The majority of therapists claimed to have taken part in CPD activities in the past year. However, only 50% would have met the GDC average requirement that from August 2008 DCPs should complete 30 hours of CPD per annum. Respondents and other authors14 have commented on the lack of access to courses due to them being geographically distant or the lack of funding to attend. There is a clear need to further develop suitable CPD programmes for the dental team in each deanery, combining where appropriate with some of those currently available only to dentists.

Where there is a dental manpower shortage and dental care is commissioned locally, the employment of dental therapists within GDP may now become more attractive to providers of dental care.
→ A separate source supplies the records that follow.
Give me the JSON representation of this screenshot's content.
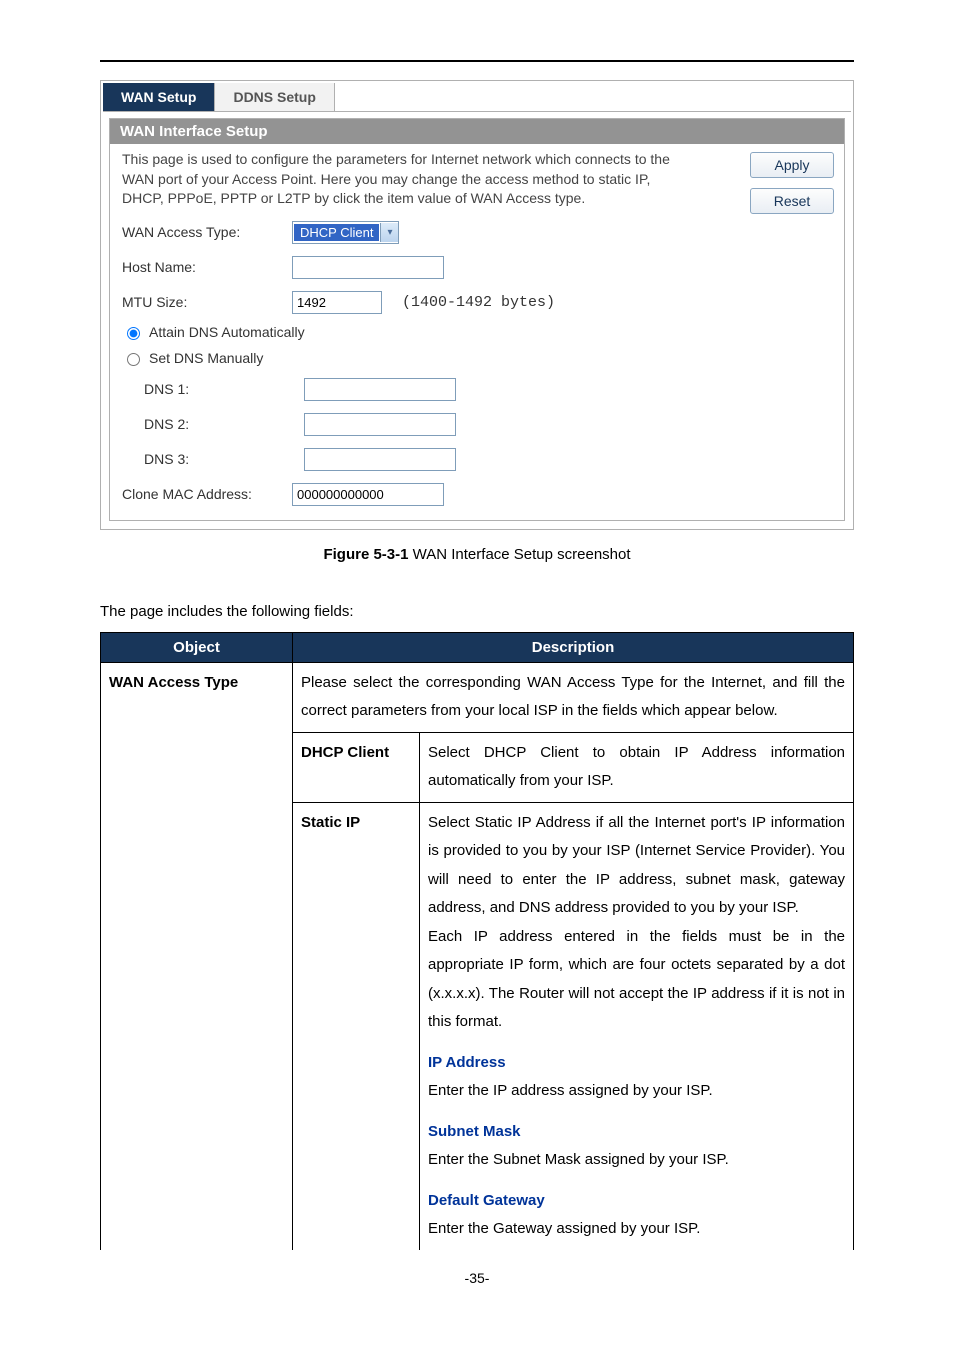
{
  "tabs": {
    "wan": "WAN Setup",
    "ddns": "DDNS Setup"
  },
  "panel": {
    "title": "WAN Interface Setup",
    "description": "This page is used to configure the parameters for Internet network which connects to the WAN port of your Access Point. Here you may change the access method to static IP, DHCP, PPPoE, PPTP or L2TP by click the item value of WAN Access type.",
    "buttons": {
      "apply": "Apply",
      "reset": "Reset"
    },
    "fields": {
      "wanAccessTypeLabel": "WAN Access Type:",
      "wanAccessTypeValue": "DHCP Client",
      "hostNameLabel": "Host Name:",
      "hostNameValue": "",
      "mtuLabel": "MTU Size:",
      "mtuValue": "1492",
      "mtuHint": "(1400-1492 bytes)",
      "dnsAutoLabel": "Attain DNS Automatically",
      "dnsManualLabel": "Set DNS Manually",
      "dns1Label": "DNS 1:",
      "dns2Label": "DNS 2:",
      "dns3Label": "DNS 3:",
      "cloneMacLabel": "Clone MAC Address:",
      "cloneMacValue": "000000000000"
    }
  },
  "caption": {
    "bold": "Figure 5-3-1",
    "rest": " WAN Interface Setup screenshot"
  },
  "introLine": "The page includes the following fields:",
  "table": {
    "head": {
      "object": "Object",
      "description": "Description"
    },
    "row1": {
      "object": "WAN Access Type",
      "desc": "Please select the corresponding WAN Access Type for the Internet, and fill the correct parameters from your local ISP in the fields which appear below."
    },
    "row2": {
      "left": "DHCP Client",
      "right": "Select DHCP Client to obtain IP Address information automatically from your ISP."
    },
    "row3": {
      "left": "Static IP",
      "rightMain": "Select Static IP Address if all the Internet port's IP information is provided to you by your ISP (Internet Service Provider). You will need to enter the IP address, subnet mask, gateway address, and DNS address provided to you by your ISP.\nEach IP address entered in the fields must be in the appropriate IP form, which are four octets separated by a dot (x.x.x.x). The Router will not accept the IP address if it is not in this format.",
      "ipAddrHead": "IP Address",
      "ipAddrText": "Enter the IP address assigned by your ISP.",
      "subnetHead": "Subnet Mask",
      "subnetText": "Enter the Subnet Mask assigned by your ISP.",
      "gwHead": "Default Gateway",
      "gwText": "Enter the Gateway assigned by your ISP."
    }
  },
  "pageNumber": "-35-"
}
However, until dentists or dental providers fully understand the advantages of integrating dental therapists into the dental team so that they can use their clinical skills to their full potential, therapists are likely to continue to find limited employment opportunities.

Conclusion

More than half of therapists now work entirely in general dental practice, compared with none six years previously. Many undertake a full range of duties. However, there was concern that dentists may use them for hygiene skills rather than across the whole range of their competencies, risking deskilling, while others reported their inability to gain employment as a therapist.